[lrvick]

I ask this on every supply chain security fail: Can we please mandate signing packages? Or at least commits?

NPM rejected PRs to support optional signing multiple times more than a decade ago now, and this choice has not aged well.

Anyone that cannot take 5 minutes to set up commit signing with a $40 usb smartcard to prevent impersonation has absolutely no business writing widely depended upon FOSS software.

Normalized negligence is still negligence.

[4ndrewl]

Is the onus really on people who write code here? It really should be on those who choose to use this unsigned code, surely?

[lorenzohess]

Perhaps, but if it's gotten to the point where millions of people download the unsigned code, signing should probably become required. Even reproducible builds.

[4ndrewl]

Required by who though? If your business etc depends upon some code, it's up to you to ensure its quality, surely? You copy some code onto your machine then it's your codebase, right?

[lrvick]

While I think anyone unwilling to sign their code is negligent, I also feel anyone unwilling to ensure credible review of code has been done before pushing it to production is equally negligent.

[lrvick]

Anyone that maintains code for others to consume has a basic obligation to do the bare minimum to make sure their reputations are not hijacked by bad actors.

Just sign commits and reviews. It is so easy to stop these attacks that not doing so is like a doctor that refuses to wash their hands between patients.

If you are not going to wash your hands do not be a doctor.

If you are not going to sign your code do not be a FOSS maintainer.

[4ndrewl]

No they don't! They have literally no obligations to you - and you've got the MIT/APL/GPL license to prove it. You're getting the benefit of their labour for free!

Even if they did sign the code, What's stopping them slipping some crypto link in. And do they also need to check all the transitive depdencies in their code?

[lrvick]

They have basic obligations as highly trusted FOSS software maintainers, a role they allowed themselves to be elected into, to make sure their hard earned goodwill and trust is not stolen by a bad actor. They also have a basic obligation to make sure they have accountability and review of all code before it gets to their users.

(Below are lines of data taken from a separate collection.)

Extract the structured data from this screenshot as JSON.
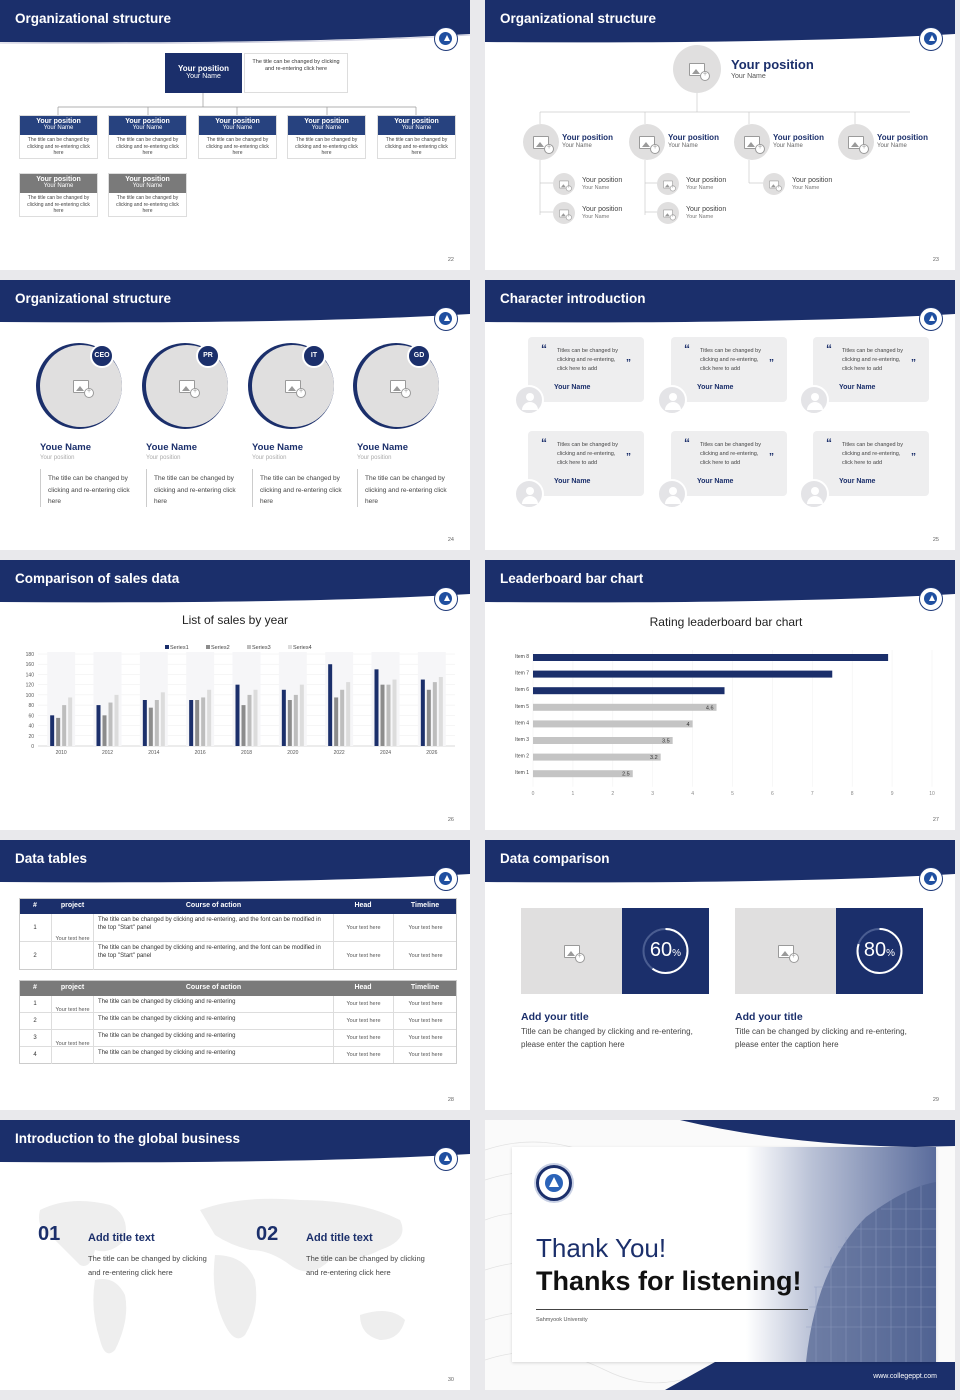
{
  "s1": {
    "title": "Organizational structure",
    "page": "22",
    "top": {
      "pos": "Your position",
      "name": "Your Name",
      "desc": "The title can be changed by clicking and re-entering click here"
    },
    "boxes": [
      {
        "pos": "Your position",
        "name": "Your Name",
        "desc": "The title can be changed by clicking and re-entering click here"
      },
      {
        "pos": "Your position",
        "name": "Your Name",
        "desc": "The title can be changed by clicking and re-entering click here"
      },
      {
        "pos": "Your position",
        "name": "Your Name",
        "desc": "The title can be changed by clicking and re-entering click here"
      },
      {
        "pos": "Your position",
        "name": "Your Name",
        "desc": "The title can be changed by clicking and re-entering click here"
      },
      {
        "pos": "Your position",
        "name": "Your Name",
        "desc": "The title can be changed by clicking and re-entering click here"
      }
    ],
    "grey": [
      {
        "pos": "Your position",
        "name": "Your Name",
        "desc": "The title can be changed by clicking and re-entering click here"
      },
      {
        "pos": "Your position",
        "name": "Your Name",
        "desc": "The title can be changed by clicking and re-entering click here"
      }
    ]
  },
  "s2": {
    "title": "Organizational structure",
    "page": "23",
    "top": {
      "pos": "Your position",
      "name": "Your Name"
    },
    "row": [
      {
        "pos": "Your position",
        "name": "Your Name"
      },
      {
        "pos": "Your position",
        "name": "Your Name"
      },
      {
        "pos": "Your position",
        "name": "Your Name"
      },
      {
        "pos": "Your position",
        "name": "Your Name"
      }
    ],
    "sub": [
      {
        "pos": "Your position",
        "name": "Your Name"
      },
      {
        "pos": "Your position",
        "name": "Your Name"
      },
      {
        "pos": "Your position",
        "name": "Your Name"
      },
      {
        "pos": "Your position",
        "name": "Your Name"
      },
      {
        "pos": "Your position",
        "name": "Your Name"
      }
    ]
  },
  "s3": {
    "title": "Organizational structure",
    "page": "24",
    "people": [
      {
        "badge": "CEO",
        "name": "Youe Name",
        "pos": "Your position",
        "desc": "The title can be changed by clicking and re-entering click here"
      },
      {
        "badge": "PR",
        "name": "Youe Name",
        "pos": "Your position",
        "desc": "The title can be changed by clicking and re-entering click here"
      },
      {
        "badge": "IT",
        "name": "Youe Name",
        "pos": "Your position",
        "desc": "The title can be changed by clicking and re-entering click here"
      },
      {
        "badge": "GD",
        "name": "Youe Name",
        "pos": "Your position",
        "desc": "The title can be changed by clicking and re-entering click here"
      }
    ]
  },
  "s4": {
    "title": "Character introduction",
    "page": "25",
    "quote": "Titles can be changed by clicking and re-entering, click here to add",
    "name": "Your Name"
  },
  "s5": {
    "title": "Comparison of sales data",
    "page": "26"
  },
  "s6": {
    "title": "Leaderboard bar chart",
    "page": "27"
  },
  "s7": {
    "title": "Data tables",
    "page": "28",
    "t1": {
      "head": [
        "#",
        "project",
        "Course of action",
        "Head",
        "Timeline"
      ],
      "rows": [
        {
          "n": "1",
          "c": "The title can be changed by clicking and re-entering, and the font can be modified in the top \"Start\" panel",
          "h": "Your text here",
          "t": "Your text here"
        },
        {
          "n": "2",
          "c": "The title can be changed by clicking and re-entering, and the font can be modified in the top \"Start\" panel",
          "h": "Your text here",
          "t": "Your text here"
        }
      ],
      "project": "Your text here"
    },
    "t2": {
      "head": [
        "#",
        "project",
        "Course of action",
        "Head",
        "Timeline"
      ],
      "rows": [
        {
          "n": "1",
          "c": "The title can be changed by clicking and re-entering",
          "h": "Your text here",
          "t": "Your text here"
        },
        {
          "n": "2",
          "c": "The title can be changed by clicking and re-entering",
          "h": "Your text here",
          "t": "Your text here"
        },
        {
          "n": "3",
          "c": "The title can be changed by clicking and re-entering",
          "h": "Your text here",
          "t": "Your text here"
        },
        {
          "n": "4",
          "c": "The title can be changed by clicking and re-entering",
          "h": "Your text here",
          "t": "Your text here"
        }
      ],
      "project1": "Your text here",
      "project2": "Your text here"
    }
  },
  "s8": {
    "title": "Data comparison",
    "page": "29",
    "cards": [
      {
        "pct": "60",
        "unit": "%",
        "value": 60,
        "title": "Add your title",
        "desc": "Title can be changed by clicking and re-entering, please enter the caption here"
      },
      {
        "pct": "80",
        "unit": "%",
        "value": 80,
        "title": "Add your title",
        "desc": "Title can be changed by clicking and re-entering, please enter the caption here"
      }
    ]
  },
  "s9": {
    "title": "Introduction to the global business",
    "page": "30",
    "items": [
      {
        "num": "01",
        "title": "Add title text",
        "desc": "The title can be changed by clicking and re-entering click here"
      },
      {
        "num": "02",
        "title": "Add title text",
        "desc": "The title can be changed by clicking and re-entering click here"
      }
    ]
  },
  "s10": {
    "line1": "Thank You!",
    "line2": "Thanks for listening!",
    "university": "Sahmyook University",
    "url": "www.collegeppt.com"
  },
  "chart_data": [
    {
      "type": "bar",
      "title": "List of sales by year",
      "categories": [
        "2010",
        "2012",
        "2014",
        "2016",
        "2018",
        "2020",
        "2022",
        "2024",
        "2026"
      ],
      "ylim": [
        0,
        180
      ],
      "yticks": [
        0,
        20,
        40,
        60,
        80,
        100,
        120,
        140,
        160,
        180
      ],
      "series": [
        {
          "name": "Series1",
          "color": "#1b2f6b",
          "values": [
            60,
            80,
            90,
            90,
            120,
            110,
            160,
            150,
            130
          ]
        },
        {
          "name": "Series2",
          "color": "#8c8c8c",
          "values": [
            55,
            60,
            75,
            90,
            80,
            90,
            95,
            120,
            110
          ]
        },
        {
          "name": "Series3",
          "color": "#bdbdbd",
          "values": [
            80,
            85,
            90,
            95,
            100,
            100,
            110,
            120,
            125
          ]
        },
        {
          "name": "Series4",
          "color": "#dcdcdc",
          "values": [
            95,
            100,
            105,
            110,
            110,
            120,
            125,
            130,
            135
          ]
        }
      ],
      "legend": "top"
    },
    {
      "type": "bar",
      "orientation": "horizontal",
      "title": "Rating leaderboard bar chart",
      "categories": [
        "Item 8",
        "Item 7",
        "Item 6",
        "Item 5",
        "Item 4",
        "Item 3",
        "Item 2",
        "Item 1"
      ],
      "values": [
        8.9,
        7.5,
        4.8,
        4.6,
        4,
        3.5,
        3.2,
        2.5
      ],
      "xlim": [
        0,
        10
      ],
      "xticks": [
        0,
        1,
        2,
        3,
        4,
        5,
        6,
        7,
        8,
        9,
        10
      ],
      "value_labels": [
        "",
        "",
        "",
        "4.6",
        "4",
        "3.5",
        "3.2",
        "2.5"
      ],
      "highlight_count": 3,
      "colors": {
        "top": "#1b2f6b",
        "rest": "#c4c4c4"
      }
    }
  ]
}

Sitting back and expecting Microsoft to keep the community safe is going to continue to end badly. The community has an obligation to each other.

Like, no one is making someone go bring a bunch of food to feed the homeless, but if you do, you have some basic social obligation to make sure it is sanitary and not poison.

People who give things away for free widely absolutely have obligations, and if they do not like those, they should hand off the project to a quorum of responsible maintainers and demote themselves to just a contributor.

[4ndrewl]

They literally owe you nothing. They can walk away tomorrow, sell their github account, introduce breaking changes, add bugs, die, add crypto links, whatever.

>if they do not like those, they should hand off the project to a quoarum of >responsible maintainers and demote themselves to just a contributor.

The most responsible thing to do is to release it under an OSS license and let whoever, yes - including you, fork and maintain their own copy if it's that important.

[hahn-kev]

If you're paid then sure. Otherwise... It depends.

[lrvick]

Is a doctor doing volunteer work still obligated to wash their hands between patients?

Is a food pantry giving away free food obligated to check expiration dates and make sure the food is properly sealed?

Volunteer work absolutely has obligations, and I do not know why software volunteers are exempt from any responsibility unless they are being paid.

If you do not want to do the volunteer work in a safe way, please hand off the job to a volunteer willing to do so.

[eviks]

"Anyone that cannot spend $40+ to give every FOSS maintainer a smartcard and maybe even separate machines for releases and make the more secure workflow truly 5 minutes has absolutely no business widely depending upon FOSS"

[lrvick]

A $50 used laptop from goodwill and a $40 yubikey will do the job.

If maintainers really cannot afford that, they should flag it as a major big bold print supply chain risk on the readme: "We cannot afford 4 yubikeys for our maintainers and thus all code is signed with software keys in virtual machines as a best effort defense. Donate to our fund [here] to raise $500 for dedicated release hardware"

Friends and I have gotten 100s of yubikeys and nitrokeys donated to FOSS maintainers, but FOSS maintainers have to be willing to say they would use them and signal that they need them.

Honestly though, anyone that cannot afford $40 I expect is at high risk of being bribed or having to give up contributing to take on more work, so we should significantly fund any project signaling that much desperation.

[patrakov]

> Anyone that cannot take 5 minutes to set up commit signing with a $40 usb smartcard to prevent impersonation has absolutely no business writing widely depended upon FOSS software.

No. As a user of your package, I want assurance that the package you publish does what it says it does and does not contain malware. This is different from the package having been published by you. I want protection against you going rogue, not only from you being impersonated. 2FA on your side does not protect me against you going rogue. A comaintainer does.

So the correct quote would be: Anyone that cannot find a comaintainer to review all the code and to prevent deliberate sabotage has absolutely no business writing widely depended upon FOSS software.